For direct mail marketing, use digital marketing to identify your target audience and gain insight into more personalized data. This enables you to enhance your direct mail marketing efforts with more personalized content.
2. Expand Your Channel Mix
How can you steal market shares from a competitor? Be everywhere! Saturate the market with all the available channels — direct mail, email, social media, and wide-format graphics. Expanding your marketing efforts to multiple channels increases your reach and brand awareness and helps you find customers with untapped purchasing potential.

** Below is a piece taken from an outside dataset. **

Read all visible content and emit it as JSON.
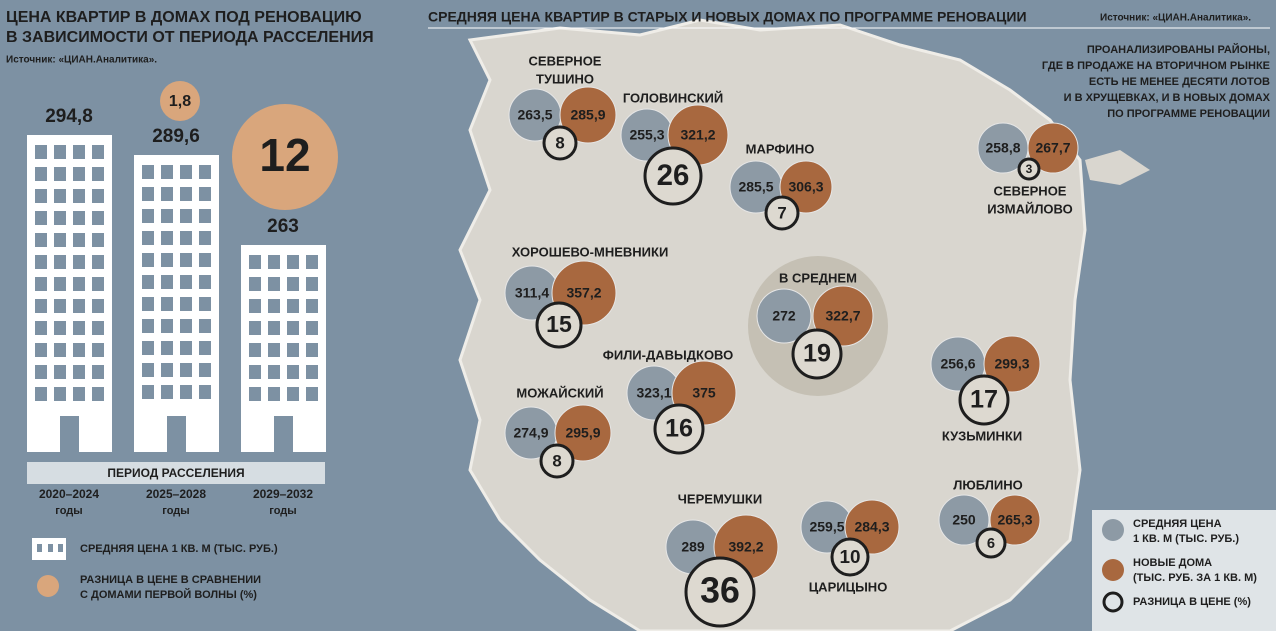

Statistics prove the effectiveness of this strategy. For example, an auto manufacturer recently increased its reach by 26% and its impressions by more than 39% by optimizing its media allocation without adjusting its budget.
3. Invest in Data
Any information about your customers allows you to gain a laser-sharp understanding of your target audience. Let data drive your direct mail marketing programs. Do a deep sweep of your customer data to ensure you use only the most up-to-date information on your target audience. If necessary, invest in additional data to increase the effectiveness of your marketing initiatives. To measure the efficacy of your efforts, establish Key Performance Indicators (KPIs), such as return on investment (ROI). These can help you understand what campaigns are working and build even more effective marketing initiatives to target consumers.
The result? Your marketing efforts will reach your target audience at the right time with the right message.
Commit to a long-term strategy. Use the time to make strategic marketing investments. Then, emerge on the other side of an economic downturn stronger.